Des fatwas par des plumes féminines … les femmes émettent des fatwas, débattent avec les savants et forment les célébrités de la communauté
Des femmes qui donnent des fatwas à travers les siècles
En passant au sujet du fiqh et de l’émission de fatwas plus précisément, on se rendra compte qu’il n’y a pas une contrée de l’islam ni une époque sans noter la présence de femmes ayant émis des fatwas. Au cours du troisième siècle de l’hégire, la ville Kairouan comptait deux femmes savantes dans le fiqh comme le dit l’historien de la culture tunisienne Hasan Husni Abd Al-Wahhâb Al-Samâdihî (1968 J.C.). La première est Asma bint Asad ibn Al-Furât (250 H.) qui apprit la religion de son père, lequel était un savant, un imam et un grand cadi. Elle participait aux débats et aux questions durant les séances qu’il tenait. Elle apprit la jurisprudence de l’école hanifite dont le père était expert bien qu’il était aussi connu pour connaitre la jurisprudence selon l’école malikite. La deuxième est Khadija, la fille de l’imam Sahnûn (270 H.) qui est considéré comme le deuxième fondateur de l’école malikite et celui qui l’a diffusée au Maghreb islamique. Le cadi ‘Iyâd, auteur d’un ouvrage sur les biographies des savants malikites intitulé Tartîb Al-Madârik, la décrit comme étant : ‘ parmi les meilleures personnes.’

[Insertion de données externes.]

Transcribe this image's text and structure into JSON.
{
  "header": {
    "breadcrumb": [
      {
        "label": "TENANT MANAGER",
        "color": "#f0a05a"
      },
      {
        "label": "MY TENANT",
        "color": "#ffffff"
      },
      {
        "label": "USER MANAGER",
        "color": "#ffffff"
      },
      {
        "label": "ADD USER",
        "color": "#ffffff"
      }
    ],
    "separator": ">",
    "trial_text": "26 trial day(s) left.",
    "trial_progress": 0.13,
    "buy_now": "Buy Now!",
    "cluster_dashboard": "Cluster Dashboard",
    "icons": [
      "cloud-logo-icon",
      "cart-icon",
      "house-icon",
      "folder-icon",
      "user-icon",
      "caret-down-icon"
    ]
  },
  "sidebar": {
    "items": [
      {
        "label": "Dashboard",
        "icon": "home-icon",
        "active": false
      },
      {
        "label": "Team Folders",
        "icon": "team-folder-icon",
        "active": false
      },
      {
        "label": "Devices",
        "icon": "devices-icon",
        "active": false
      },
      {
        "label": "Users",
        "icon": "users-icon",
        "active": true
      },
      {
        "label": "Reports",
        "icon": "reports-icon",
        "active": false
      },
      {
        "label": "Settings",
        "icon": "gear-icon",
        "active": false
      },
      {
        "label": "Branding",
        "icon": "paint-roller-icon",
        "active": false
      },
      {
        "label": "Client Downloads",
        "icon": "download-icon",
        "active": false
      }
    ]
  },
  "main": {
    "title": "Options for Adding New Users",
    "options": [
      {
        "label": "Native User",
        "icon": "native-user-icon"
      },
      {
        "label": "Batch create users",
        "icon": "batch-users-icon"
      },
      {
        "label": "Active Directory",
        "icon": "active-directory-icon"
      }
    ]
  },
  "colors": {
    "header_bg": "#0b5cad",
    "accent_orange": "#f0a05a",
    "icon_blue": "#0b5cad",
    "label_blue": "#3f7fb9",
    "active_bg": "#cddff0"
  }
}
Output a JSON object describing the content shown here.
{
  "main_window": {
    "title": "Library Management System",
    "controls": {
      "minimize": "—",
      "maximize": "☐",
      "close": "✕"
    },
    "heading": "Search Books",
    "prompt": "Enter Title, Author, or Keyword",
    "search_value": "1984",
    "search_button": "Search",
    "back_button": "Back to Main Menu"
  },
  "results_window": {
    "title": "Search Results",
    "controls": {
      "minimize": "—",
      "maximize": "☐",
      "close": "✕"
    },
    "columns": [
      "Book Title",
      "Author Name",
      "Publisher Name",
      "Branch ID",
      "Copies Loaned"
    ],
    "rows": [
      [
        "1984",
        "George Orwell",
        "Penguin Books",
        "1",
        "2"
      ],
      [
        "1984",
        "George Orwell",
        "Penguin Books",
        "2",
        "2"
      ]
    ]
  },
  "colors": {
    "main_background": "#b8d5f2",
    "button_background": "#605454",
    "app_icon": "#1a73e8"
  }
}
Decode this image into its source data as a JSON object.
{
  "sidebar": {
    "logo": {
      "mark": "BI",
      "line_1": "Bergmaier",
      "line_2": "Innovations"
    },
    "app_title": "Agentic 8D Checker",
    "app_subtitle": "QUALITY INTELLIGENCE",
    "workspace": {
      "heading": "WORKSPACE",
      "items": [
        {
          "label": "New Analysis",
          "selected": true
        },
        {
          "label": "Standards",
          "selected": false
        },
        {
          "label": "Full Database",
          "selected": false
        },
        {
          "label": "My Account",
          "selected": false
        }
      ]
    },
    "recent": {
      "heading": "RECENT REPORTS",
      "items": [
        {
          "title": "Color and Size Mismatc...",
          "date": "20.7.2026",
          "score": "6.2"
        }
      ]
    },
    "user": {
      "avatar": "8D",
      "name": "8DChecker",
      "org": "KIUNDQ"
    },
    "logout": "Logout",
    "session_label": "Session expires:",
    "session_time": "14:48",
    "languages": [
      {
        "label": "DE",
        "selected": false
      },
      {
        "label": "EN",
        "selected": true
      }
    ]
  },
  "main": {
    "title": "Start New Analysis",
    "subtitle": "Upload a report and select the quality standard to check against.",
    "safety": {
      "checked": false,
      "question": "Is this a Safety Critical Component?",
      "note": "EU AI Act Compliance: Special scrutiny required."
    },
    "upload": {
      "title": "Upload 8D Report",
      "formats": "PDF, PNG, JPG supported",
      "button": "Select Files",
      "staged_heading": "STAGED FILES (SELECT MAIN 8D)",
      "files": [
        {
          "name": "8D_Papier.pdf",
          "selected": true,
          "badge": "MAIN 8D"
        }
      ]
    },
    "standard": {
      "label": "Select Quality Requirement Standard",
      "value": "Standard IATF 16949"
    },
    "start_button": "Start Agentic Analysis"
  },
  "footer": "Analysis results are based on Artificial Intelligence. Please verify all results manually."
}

A la même époque, pas loin de la Tunisie, vivait en Egypte une savante qui était la sœur de Isma’îl ibn Yahya Al-Muzanî (204 H.). Elle le concurrençait et débattait avec lui au sujet de questions religieuses. Une anecdote à ce sujet est qu’il ne mentionnait jamais son nom lorsqu’il rapportait un savoir de sa sœur. Elle était donc connue sous le nom de ‘ La sœur de Muzani. ‘ Dans son livre Husn Al-Muhâdara, Suyûtî nous informe qu’elle assistait au cours de l’imam Shafi’i. Dans son livre Al-‘Azîz Sharh Al-Wajîz, le savant de l’école Shafi’ite Abu Al-Qâsim Al-Shâfi’i cite la phrase suivante : ‘ Rapporté par Al-Muzani dans son livre Al-Mukhtasar, d’après une personne en qui il a confiance, d’après Sh’afi’i.’ Il explique : ‘ Certains savants ont expliqué que c’est sa sœur qui lui a rapporté cela de Shafi’i … mais qu’il ne souhaitait pas dire son nom.’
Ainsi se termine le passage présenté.